4. Document/biometric ingestion — pipeline + real MRZ validation DONE (idattr-ingest); capture hardware, biometrics, and the issuer HSM remain real-world boundaries. idattr-ingest implements a genuine ICAO 9303 TD3 / MRZ parser with the standard check-digit algorithm (tested against the Doc 9303 examples), DocumentCapture / PortraitCheck boundary traits, an IssuerRoots trust set, and an IngestPipeline that validates the MRZ, runs the biometric check, derives (subject, birth_year, image_hash, attributes) and issues a committed credential. The idattr ingest demo runs simulated-scan → validate → issue → enrol → prove → verify; a MRZ with a bad check digit is rejected before issuance. Boundary kept honest: the SimulatedPassportScanner only constructs a valid MRZ and AcceptingPortraitCheck does no matching — genuine capture (camera OCR / NFC chip read + passive authentication against the national CSCA), liveness + 1:1 face matching, and an HSM-held issuer key need real hardware/SDKs and the issuer's credentials.

Status

• idattr-smt — sparse Merkle registry (indefinite scale)
• idattr-zkp — age range proof + image binding (ZK)
• idattr-cred — signed document credentials + deterministic identity
• idattr-anchor — federated anchoring (vaa-merkle + independent backend)
• idattr-cli — E2E + 10k-corpus generalization + scale check
• idattr-svc + Docker compose — issuer/registry/verifier services + acceptance client
• idattr-device — device-binding interface: attestation (measurement allowlist, fresh nonce, non-exportable, root-signed) + presentation binding to the issuer-certified device. Software SEE here; genuine hardware via scarcity-device-client. idattr device demo shows replay and leaked-credential rejection.

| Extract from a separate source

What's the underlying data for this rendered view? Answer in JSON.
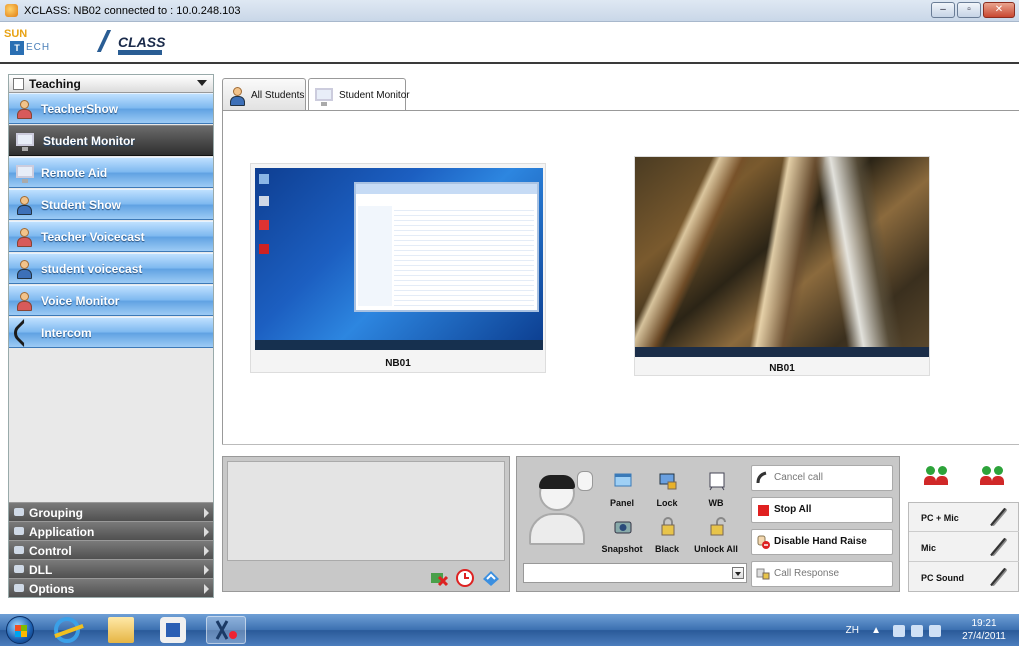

• idattr-ingest — issuer-side ingestion: real ICAO 9303 MRZ parse + check-digit validation, capture/biometric boundary traits, issuer-root trust, and an issue pipeline. idattr ingest demo: simulated scan → validate → issue → enrol → prove → verify. Genuine capture/biometrics/HSM remain real-world boundaries.
• Live on-chain broadcast of anchor roots — done (Teranode regtest), via the note-anchoring template (no OP_RETURN). See the companion idattr-onchain crate and its ANCHOR_RECEIPT.md: a real registry root 700e28d3…41d74d4 committed in tx 068093ae…97840580 as a spendable <root> OP_DROP <P2PKH> possession outpoint, mined into block 309 (num_tx = 2) with a node-accepted BIP143/FORKID signature.